İngiliz-Zanzibar Savaşı neredeyse bir savaş bile değildi. İngiliz Kraliyet Donanması ile inatçı bir sultan arasında 1896 yılında yaşanan bu çekişme, bir saatten az sürmesine ve gülünç derecede tek taraflı bir zaferle sonuçlanmasına karşın bazen tarihin en kısa savaşı olarak tanımlanır.
Zanzibar Sultanlığı 19. yüzyılda Doğu Afrika'da güçlü bir ticaret imparatorluğu iken, günümüz Zanzibar'ı Hint Okyanusu'nda Tanzanya kıyılarında yarı özerk bir ada cumhuriyetidir. Gemiler Zanzibar'ı Afrika kıtasından fildişi ve baharatla terk ediyor, kumaş ve silahla geri dönüyordu. Bununla birlikte, Afrikalı köleler Zanzibar'ın en kârlı ihracatıydı.

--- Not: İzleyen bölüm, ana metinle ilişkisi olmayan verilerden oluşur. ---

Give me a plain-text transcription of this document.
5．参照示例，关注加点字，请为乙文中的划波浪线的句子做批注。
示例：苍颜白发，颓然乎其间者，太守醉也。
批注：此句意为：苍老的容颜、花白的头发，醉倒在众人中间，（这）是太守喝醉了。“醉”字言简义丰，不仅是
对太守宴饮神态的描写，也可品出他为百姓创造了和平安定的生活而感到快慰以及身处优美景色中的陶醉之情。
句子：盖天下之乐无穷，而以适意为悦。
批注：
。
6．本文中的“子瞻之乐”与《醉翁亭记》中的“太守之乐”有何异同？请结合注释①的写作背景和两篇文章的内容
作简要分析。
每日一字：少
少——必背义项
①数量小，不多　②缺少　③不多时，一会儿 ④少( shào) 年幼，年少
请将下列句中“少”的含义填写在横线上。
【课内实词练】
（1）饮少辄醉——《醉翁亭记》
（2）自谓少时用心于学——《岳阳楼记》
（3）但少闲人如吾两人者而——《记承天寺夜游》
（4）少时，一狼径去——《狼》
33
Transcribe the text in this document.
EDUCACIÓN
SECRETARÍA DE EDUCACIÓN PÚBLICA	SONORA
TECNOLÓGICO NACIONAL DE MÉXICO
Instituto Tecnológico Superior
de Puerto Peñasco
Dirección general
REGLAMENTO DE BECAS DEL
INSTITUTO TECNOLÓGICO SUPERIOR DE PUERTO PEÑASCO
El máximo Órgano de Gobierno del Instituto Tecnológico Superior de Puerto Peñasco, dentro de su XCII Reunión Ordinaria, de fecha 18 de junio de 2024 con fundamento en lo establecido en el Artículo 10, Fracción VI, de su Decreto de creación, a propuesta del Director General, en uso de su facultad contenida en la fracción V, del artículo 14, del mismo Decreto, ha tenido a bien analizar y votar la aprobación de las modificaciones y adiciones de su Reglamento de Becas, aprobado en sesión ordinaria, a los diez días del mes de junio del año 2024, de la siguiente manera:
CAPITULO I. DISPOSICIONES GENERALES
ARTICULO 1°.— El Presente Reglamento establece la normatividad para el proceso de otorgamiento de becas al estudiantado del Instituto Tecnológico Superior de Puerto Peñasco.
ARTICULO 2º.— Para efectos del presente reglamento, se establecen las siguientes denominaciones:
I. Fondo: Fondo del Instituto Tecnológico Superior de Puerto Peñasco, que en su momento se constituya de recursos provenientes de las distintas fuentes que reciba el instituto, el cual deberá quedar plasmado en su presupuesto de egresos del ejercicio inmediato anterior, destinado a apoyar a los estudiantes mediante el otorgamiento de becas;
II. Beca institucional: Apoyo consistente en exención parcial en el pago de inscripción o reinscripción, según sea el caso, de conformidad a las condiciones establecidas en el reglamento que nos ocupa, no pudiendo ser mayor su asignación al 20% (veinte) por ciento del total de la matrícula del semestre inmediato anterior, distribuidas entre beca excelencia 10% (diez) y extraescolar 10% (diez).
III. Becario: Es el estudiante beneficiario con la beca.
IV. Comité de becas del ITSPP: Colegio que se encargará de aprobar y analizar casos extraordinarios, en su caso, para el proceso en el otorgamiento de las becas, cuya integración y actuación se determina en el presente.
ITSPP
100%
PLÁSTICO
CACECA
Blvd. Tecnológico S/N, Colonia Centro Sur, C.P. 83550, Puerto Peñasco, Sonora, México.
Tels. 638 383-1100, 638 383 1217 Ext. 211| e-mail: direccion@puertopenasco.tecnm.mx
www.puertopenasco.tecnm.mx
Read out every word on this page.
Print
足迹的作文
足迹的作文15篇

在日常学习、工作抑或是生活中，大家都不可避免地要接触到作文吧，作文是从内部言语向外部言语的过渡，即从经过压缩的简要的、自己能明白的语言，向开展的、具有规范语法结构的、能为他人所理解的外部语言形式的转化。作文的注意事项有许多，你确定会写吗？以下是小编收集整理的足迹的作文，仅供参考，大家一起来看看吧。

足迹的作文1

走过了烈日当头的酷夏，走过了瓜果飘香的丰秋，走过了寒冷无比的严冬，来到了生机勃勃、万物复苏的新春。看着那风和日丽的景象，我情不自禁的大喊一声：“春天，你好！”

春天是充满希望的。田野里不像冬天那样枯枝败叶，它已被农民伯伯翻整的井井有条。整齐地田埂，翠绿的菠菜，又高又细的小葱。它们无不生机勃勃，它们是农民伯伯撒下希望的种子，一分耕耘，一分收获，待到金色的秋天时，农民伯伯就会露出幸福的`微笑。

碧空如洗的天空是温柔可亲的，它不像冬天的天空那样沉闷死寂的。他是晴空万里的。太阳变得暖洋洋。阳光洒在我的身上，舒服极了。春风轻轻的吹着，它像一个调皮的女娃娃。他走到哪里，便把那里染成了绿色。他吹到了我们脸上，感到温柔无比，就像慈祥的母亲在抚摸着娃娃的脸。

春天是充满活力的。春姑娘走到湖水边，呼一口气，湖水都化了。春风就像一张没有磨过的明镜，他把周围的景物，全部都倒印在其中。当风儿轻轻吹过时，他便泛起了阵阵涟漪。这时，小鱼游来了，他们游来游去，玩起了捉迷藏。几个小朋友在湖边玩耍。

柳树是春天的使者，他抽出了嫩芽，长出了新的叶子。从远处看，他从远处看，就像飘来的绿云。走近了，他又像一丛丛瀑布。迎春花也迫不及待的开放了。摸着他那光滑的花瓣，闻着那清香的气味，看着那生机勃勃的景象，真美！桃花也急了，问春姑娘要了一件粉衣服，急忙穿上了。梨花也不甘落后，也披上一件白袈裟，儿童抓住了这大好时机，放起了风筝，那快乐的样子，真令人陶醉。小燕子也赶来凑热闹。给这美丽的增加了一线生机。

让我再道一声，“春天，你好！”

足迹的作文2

The Historian'a göre, 1880'lere kadar Zanzibar'dan 25.000 ila 30.000 arasında köle satıldı ve nakledildi. İngilizler Hint Okyanusu'nda şüpheli köle gemilerini imha ederek köle trafiğini durdurmaya çalışsa da, kraliyet sarayından kumanda eden Zanzibar Sultanı bu işten çok zengin oldu.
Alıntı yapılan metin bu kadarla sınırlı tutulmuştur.